In the US, the Securities and Exchange Commission (SEC) recently approved new listing rules related to reporting and diversity of boards for companies listed on the NASDAQ market and is developing a set of mandatory human capital reporting rules that could It includes a number of indicators, including staff turnover, skills and development, remuneration, benefits, demographics, including labor force diversity, and health and safety.
In India, the top 1,000 listed companies will soon be required to submit a report on sustainability and business responsibility, which will include information on a wide range of ESG factors, including social security benefits and average wages, gender diversity and resource consumption.
Although this development reflects the desire of stakeholders to have more information on ESG risks, it also increases the risk of fragmentation and the need for a greater degree of coherence and comparability.
2. The distinction between the value-based approach and the value-based approach will be blurred over time
The ISSB has announced that it will develop sustainability reporting standards to address the impact of companies on sustainability issues that are relevant in estimating the value of the enterprise (as determined by market players) and in making business decisions. This approach is closely linked to the status of the IFRS Foundation and to the “traditional” interpretation of the concept of materiality.
The concept of materiality has been the basis for different approaches to ESG reporting. While many jurisdictions have taken a business-based approach, others, the most notable of which is the European Union, have favored a broader approach based on social value (including the impact that companies have on people and the environment). However, what is often overlooked in materiality debates is that there is a dynamic distinction between a value-based approach and a value-based approach, which will inevitably evolve over time, fading as the links become clearer. between external factors and direct or indirect effects on future cash flows.
Investors are aware that as social and financial values converge, an organization's effect on its environment (and vice versa) may not have a direct impact on current cash flow, but may significantly affect the entity's long-term value and viability. . It will be increasingly difficult to distinguish between what is relevant only to investors and what is relevant only to other decision makers.

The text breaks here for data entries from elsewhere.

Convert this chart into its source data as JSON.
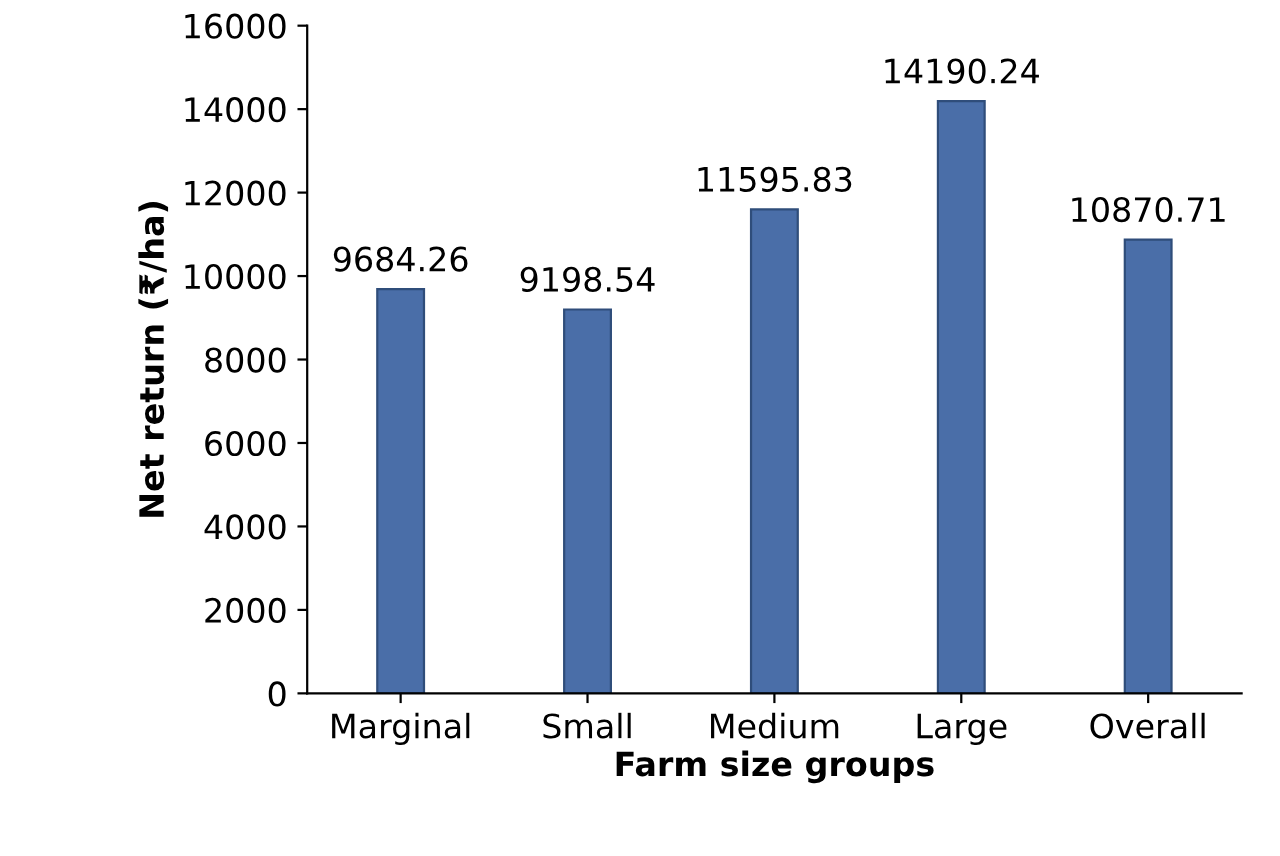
{
  "chart_data": {
    "type": "bar",
    "xlabel": "Farm size groups",
    "ylabel": "Net return (₹/ha)",
    "categories": [
      "Marginal",
      "Small",
      "Medium",
      "Large",
      "Overall"
    ],
    "values": [
      9684.26,
      9198.54,
      11595.83,
      14190.24,
      10870.71
    ],
    "color": "#4a6ea8",
    "data_labels": true,
    "ylim": [
      0,
      16000
    ],
    "yticks": [
      0,
      2000,
      4000,
      6000,
      8000,
      10000,
      12000,
      14000,
      16000
    ],
    "grid": false,
    "legend": false
  }
}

As standards begin to take shape, companies should monitor developments at both the ISSB and their jurisdictions.
3. The balance between basic, global requirements and the need for local adaptation
Following the recent summit in Rome, G20 leaders welcomed the IFRS Foundation's efforts to develop basic, global requirements for sustainability reporting standards. At the same time, many G20 Member States have taken steps to implement sustainability reporting obligations, some of which will be aligned with the ISSB process and others specific to that jurisdiction.
In the European Union, a jurisdiction that has expressed a commitment to support and contribute to global efforts in this area, including the IFRS Foundation, policy makers consider reporting a mechanism for behavior change. The CSRD is a key element of the European Green Pact, and the European Commission's policy initiative is set to make Europe climate-neutral by 2050.
In conclusion, sustainability reporting is not just about transparency, it is also about transformation. The launch of the ISSB is further evidence of the need for global standards on sustainability issues, including those related to climate risks. At the same time, it is a major step towards obtaining relevant information, useful for making decisions on sustainability by market players, that is comparable between industries and jurisdictions. These approaches will have a significant impact on a company, both strategically and operationally, bringing new challenges and even more opportunities. Company directors and members of the audit committee must act now if they are to benefit fully from this journey.